La « situation sécuritaire » dominera donc les débats de la Knesset. Avant même leur ouverture, le ton avait été donné. Le ministre de la défense Moché « Bougie » Yaalon a appelé les Israéliens détenteurs d’armes à sortir désormais de chez eux en s’en munissant. Meilleur moyen, sans doute, pour faire « baisser le niveau des violences ». Dans le droit fil des punitions collectives menées par l’armée israélienne depuis toujours dans les territoires occupés, les propositions visant à accentuer la répression se multiplient sur les ondes. Ainsi le processus légal, généralement de deux ou trois jours, menant à la destruction des maisons des « familles de terroristes », systématiquement mis en œuvre depuis 1967, devrait être « raccourci », a promis Benyamin Nétanyahou. Insuffisant pour le ministre de l’éducation, Naftali Bennett, qui demande que chaque attaque « terroriste » soit suivie d’une annonce de nouvelles constructions de colonies. Le pire, peut-être, est constitué de ces foules déchaînées qui, dans plusieurs cas, ont appelé les soldats ou les policiers à tuer « le terroriste », y compris lorsque celui-ci — et dans un cas celle-là — était désarmé. Ce qu’ils ont fait, avant d’être acclamés par les voyeurs et présentés ensuite comme des « héros de la nation ».
La force et rien d’autre
Pendant ce temps, une vidéo fait le tour de YouTube. On y voit un vieux Palestinien, barbe blanche et keffieh autour de la tête, s’approcher d’un groupe de soldats israéliens et les invectiver avec virulence. Face aux militaires armés, l’homme n’a que sa parole. « N’avez-vous pas honte ? Vous tuez nos enfants pour des jets de pierre. Vous devez partir d’ici ». Quelques minutes durant, les soldats essaient de le repousser, de plus en plus fermement. Mais le vieil homme poursuit ses invectives. Jusqu’à ce qu’on entende le double tir d’une arme automatique. Et qu’on le voie s’affaler, blessé, à quelques mètres des soldats. De quoi, sans doute, faire taire la colère palestinienne…

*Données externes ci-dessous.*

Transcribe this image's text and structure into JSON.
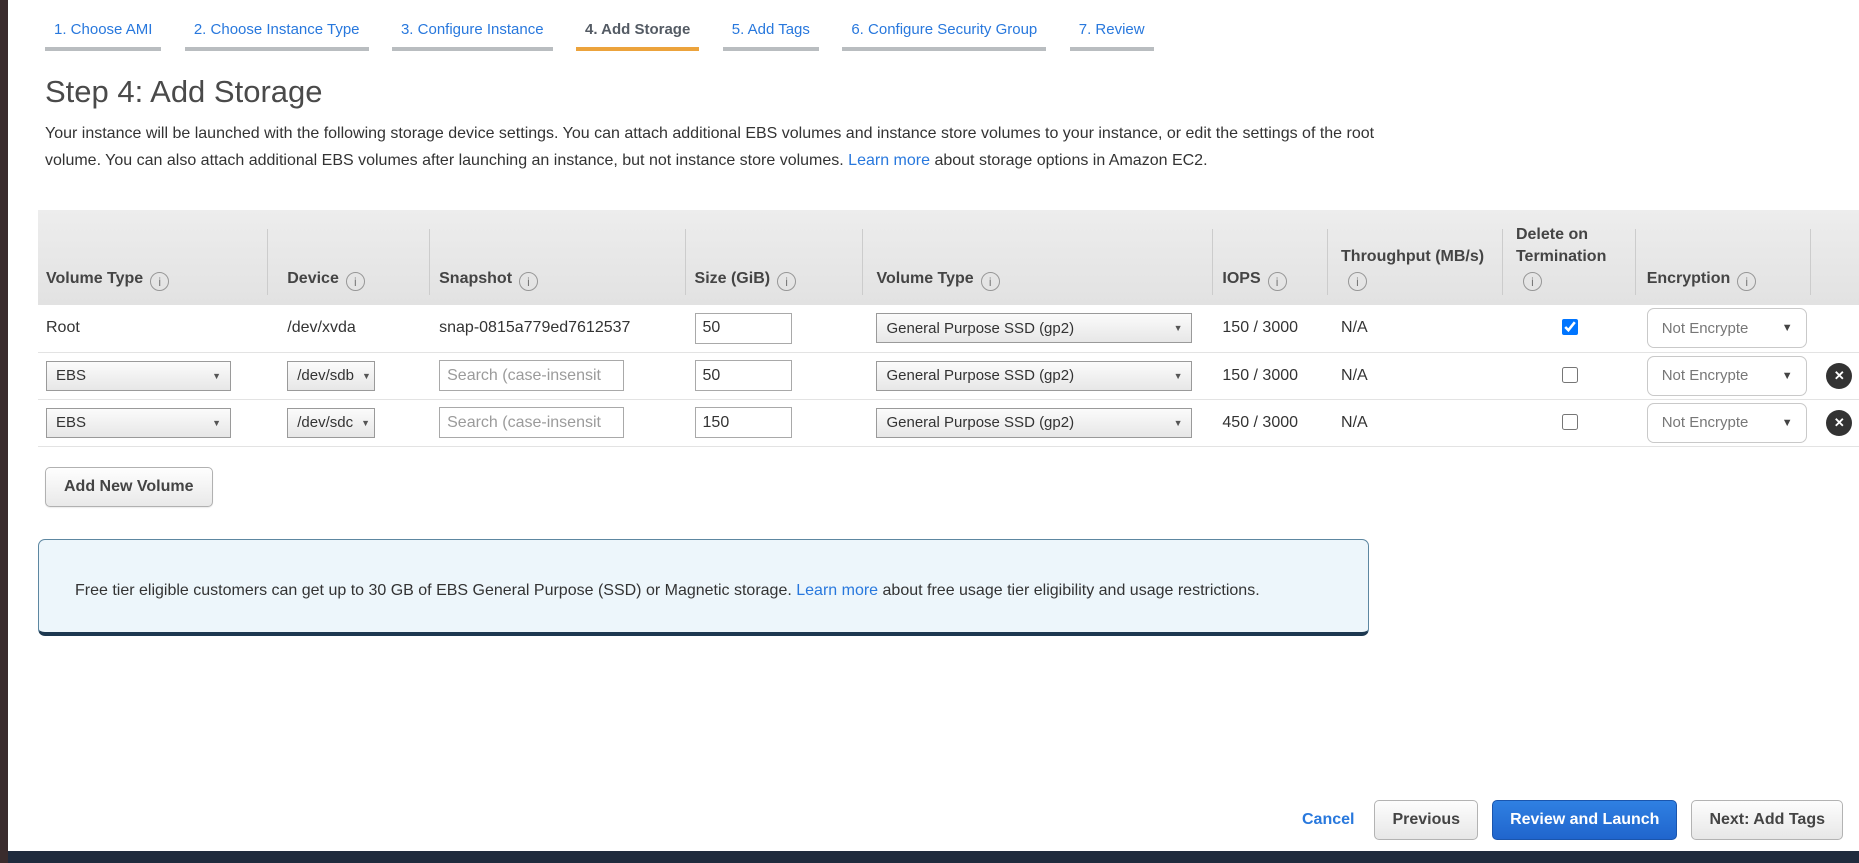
{
  "tabs": [
    {
      "label": "1. Choose AMI",
      "active": false
    },
    {
      "label": "2. Choose Instance Type",
      "active": false
    },
    {
      "label": "3. Configure Instance",
      "active": false
    },
    {
      "label": "4. Add Storage",
      "active": true
    },
    {
      "label": "5. Add Tags",
      "active": false
    },
    {
      "label": "6. Configure Security Group",
      "active": false
    },
    {
      "label": "7. Review",
      "active": false
    }
  ],
  "header": {
    "title": "Step 4: Add Storage",
    "description_before_link": "Your instance will be launched with the following storage device settings. You can attach additional EBS volumes and instance store volumes to your instance, or edit the settings of the root volume. You can also attach additional EBS volumes after launching an instance, but not instance store volumes.",
    "learn_more_label": "Learn more",
    "description_after_link": "about storage options in Amazon EC2."
  },
  "table": {
    "headers": [
      "Volume Type",
      "Device",
      "Snapshot",
      "Size (GiB)",
      "Volume Type",
      "IOPS",
      "Throughput (MB/s)",
      "Delete on Termination",
      "Encryption"
    ],
    "rows": [
      {
        "volume_type": "Root",
        "device": "/dev/xvda",
        "snapshot": "snap-0815a779ed7612537",
        "size": "50",
        "type_select": "General Purpose SSD (gp2)",
        "iops": "150 / 3000",
        "throughput": "N/A",
        "delete_on_termination": true,
        "encryption": "Not Encrypte"
      },
      {
        "volume_type": "EBS",
        "device": "/dev/sdb",
        "snapshot_placeholder": "Search (case-insensit",
        "size": "50",
        "type_select": "General Purpose SSD (gp2)",
        "iops": "150 / 3000",
        "throughput": "N/A",
        "delete_on_termination": false,
        "encryption": "Not Encrypte"
      },
      {
        "volume_type": "EBS",
        "device": "/dev/sdc",
        "snapshot_placeholder": "Search (case-insensit",
        "size": "150",
        "type_select": "General Purpose SSD (gp2)",
        "iops": "450 / 3000",
        "throughput": "N/A",
        "delete_on_termination": false,
        "encryption": "Not Encrypte"
      }
    ]
  },
  "buttons": {
    "add_new_volume": "Add New Volume"
  },
  "free_tier": {
    "text_before": "Free tier eligible customers can get up to 30 GB of EBS General Purpose (SSD) or Magnetic storage.",
    "learn_more_label": "Learn more",
    "text_after": "about free usage tier eligibility and usage restrictions."
  },
  "footer": {
    "cancel": "Cancel",
    "previous": "Previous",
    "review_and_launch": "Review and Launch",
    "next_add_tags": "Next: Add Tags"
  },
  "icons": {
    "info": "i",
    "select_caret": "▼",
    "dropdown_caret": "▼",
    "delete_x": "✕"
  },
  "colors": {
    "accent_orange": "#eca33c",
    "link_blue": "#2878dd",
    "primary_button_blue": "#2065cd",
    "left_strip": "#3a2c2d",
    "bottom_bar": "#1f2b3d"
  }
}
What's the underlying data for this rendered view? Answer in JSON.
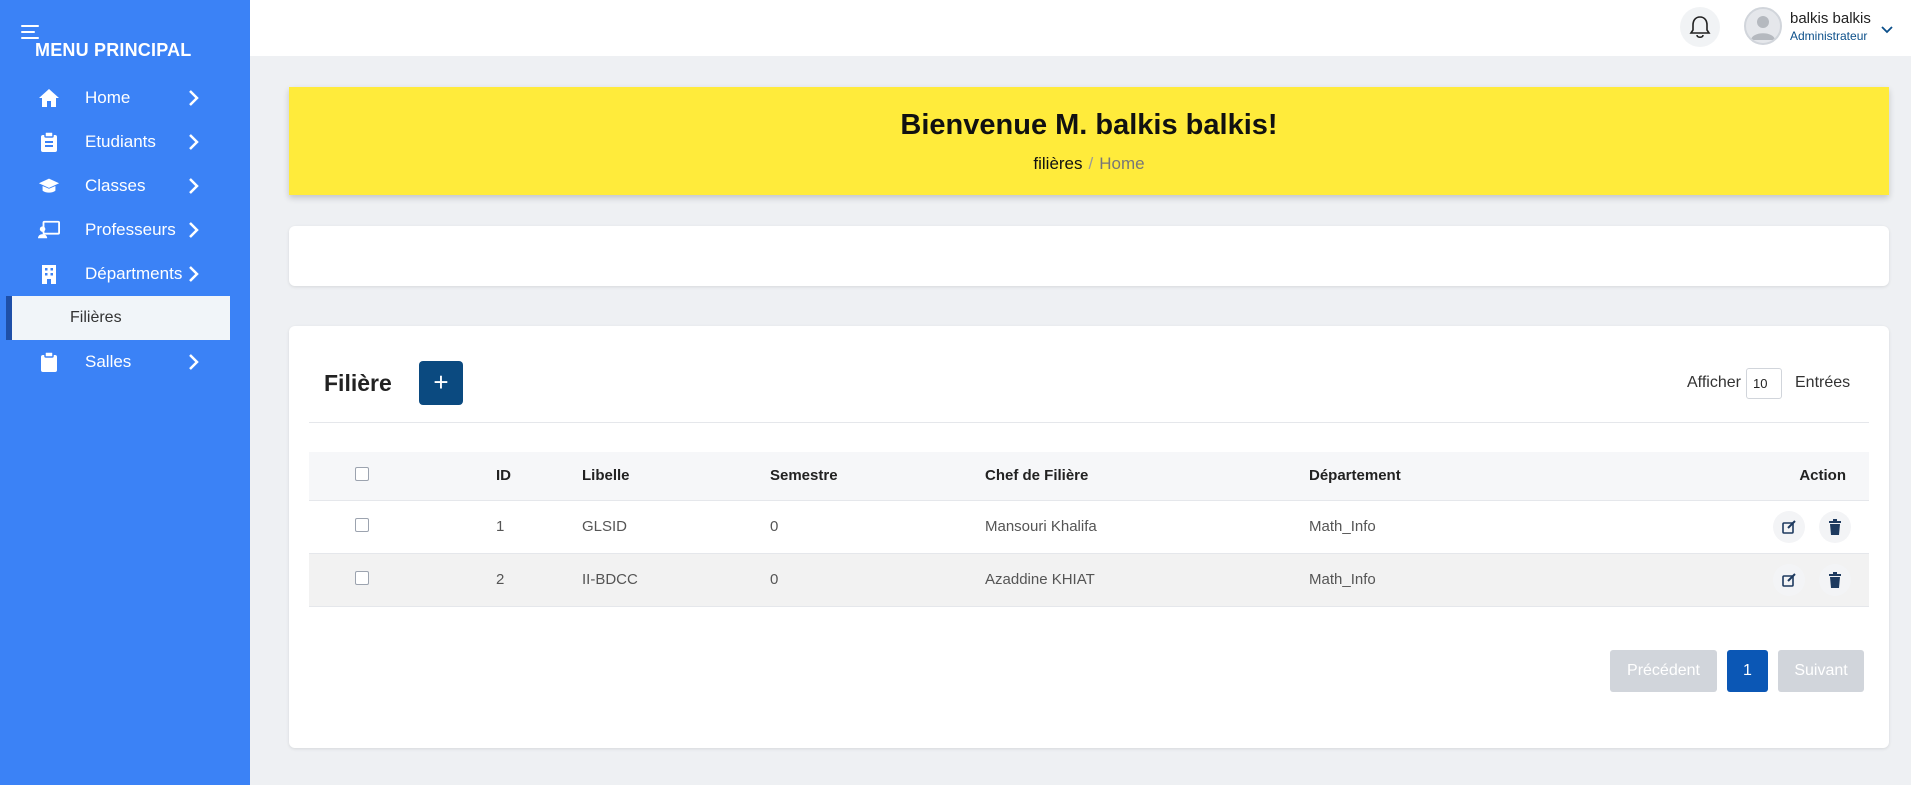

En Israël, un dicton fait fureur : « Ce qui ne marche pas par la force marchera avec encore plus de force ». Avec un tel état d’esprit, la révolte palestinienne ne peut être perçue que comme la manifestation d’une barbarie antijuive à mater immédiatement. La force, rien d’autre que la force n’offre de solution, puisque les Israéliens eux-mêmes sont supposés n’avoir aucune part dans le déclenchement de cette révolte. Et même lorsqu’elle n’offre de facto aucune autre solution que d’attendre une future et inéluctable reprise des affrontements, la force n’aura échoué que parce que son usage aura été insuffisant la fois d’avant. CQFD.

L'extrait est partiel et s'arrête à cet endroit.